L’institutionnalisation passe également par la conservation du patrimoine. L’Arboretum de la Vallée-aux-Loups, par exemple, a acquis en 2013 la prestigieuse collection de Rémy Samson, figure incontournable du bonsaï en France. Ces arbres miniatures, âgés de plusieurs décennies, illustrent l'ancrage du bonsaï dans l'art horticole de précision.

Collection de bonsaïs exposée dans un arboretum

Dialogues entre les Arts : Le Bonsaï comme Inspiration

L’art du bonsaï ne se limite pas aux végétaux vivants ; il imprègne également d'autres disciplines artistiques. François Jeker, dont la sensibilité a été nourrie par sa formation aux Beaux-arts de Mulhouse, utilise ses peintures acryliques pour explorer le rapport au minéral et à la nature. Il convoque sur ses toiles le kintsugi, cette technique japonaise qui consiste à réparer une céramique brisée avec de l'or, symbole de « la beauté comme résilience ».

Il est également collectionneur de suiseki (l’art des pierres paysagères). « Le geste artistique, c’est de trouver une pierre dans la nature à la forme évocatrice. On peut lui donner le nom que l’on veut ». Cette approche transversale se retrouve chez des artistes comme Pierre Salagnac, sculpteur sur bronze diplômé de l'école Boulle.

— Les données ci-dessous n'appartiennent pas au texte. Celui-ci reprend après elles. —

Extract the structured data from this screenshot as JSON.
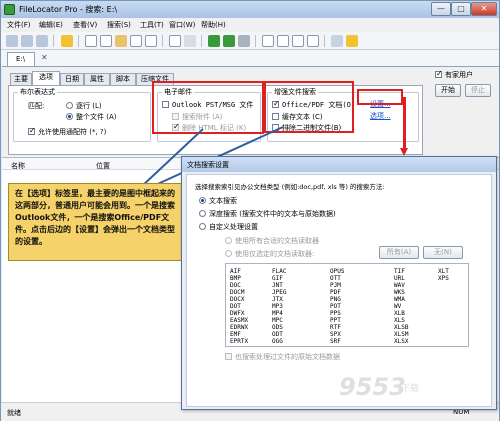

Pierre Salagnac transpose l’univers du bonsaï dans le métal avec des œuvres comme « Mayflore » ou « Bonsaï Ginkgo Parva ». « Comme un bonsaï, il résulte de la lutte entre l’artisan et la matière. Comme un bonsaï, il est unique ». Le travail du bronze, avec ses patines au feu et ses feuilles ciselées à la main, devient alors une manière de pérenniser la forme du bonsaï, en dehors du cycle biologique, tout en respectant l'esthétique du vivant.

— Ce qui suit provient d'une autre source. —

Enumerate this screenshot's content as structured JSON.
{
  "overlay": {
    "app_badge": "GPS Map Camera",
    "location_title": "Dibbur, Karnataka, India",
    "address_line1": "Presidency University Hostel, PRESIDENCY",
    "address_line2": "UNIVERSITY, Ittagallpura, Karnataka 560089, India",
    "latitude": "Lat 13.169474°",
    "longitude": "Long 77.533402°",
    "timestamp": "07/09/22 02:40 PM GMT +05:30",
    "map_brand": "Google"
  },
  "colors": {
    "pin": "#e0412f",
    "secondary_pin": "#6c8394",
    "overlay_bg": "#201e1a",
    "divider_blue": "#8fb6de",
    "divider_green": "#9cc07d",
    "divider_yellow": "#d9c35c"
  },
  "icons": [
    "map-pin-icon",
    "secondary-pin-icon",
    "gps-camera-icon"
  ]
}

Vers une Éthique du Prélèvement et de la Préservation

La pratique du bonsaï en France est aujourd'hui indissociable d'une réflexion sur l'éthique environnementale. L'époque où le prélèvement sauvage (yamadori) était indiscriminé laisse place à une approche plus responsable. Certains espaces se définissent désormais comme des refuges pour des arbres destinés à la destruction, refusant tout prélèvement sauvage pour le commerce.

La place de l’homme dans la nature et sa responsabilité vis-à-vis d’elle sont au cœur des préoccupations des artistes actuels. François Jeker souligne que lorsque l’homme rencontre une belle roche lors de ses voyages, y apposer de la feuille d’or est un cadeau symbolique fait à la nature, une manière de compenser la destruction environnementale.

Schéma illustrant l'évolution d'un bonsaï au fil des décennies

Cette conscience écologique, couplée à une maîtrise technique rigoureuse, définit le bonsaïka français contemporain : un observateur attentif qui, tout en utilisant les outils de la taille et de la ligature, cherche avant tout à instaurer un dialogue harmonieux avec le temps et le vivant. Que ce soit à travers les sept ouvrages rédigés par François Jeker, les vidéos pédagogiques de chaînes spécialisées ou les œuvres en bronze de Pierre Salagnac, l'art du bonsaï en France continue de s'écrire comme une passerelle entre deux cultures, unissant la rigueur de l'esthétique japonaise à la créativité européenne.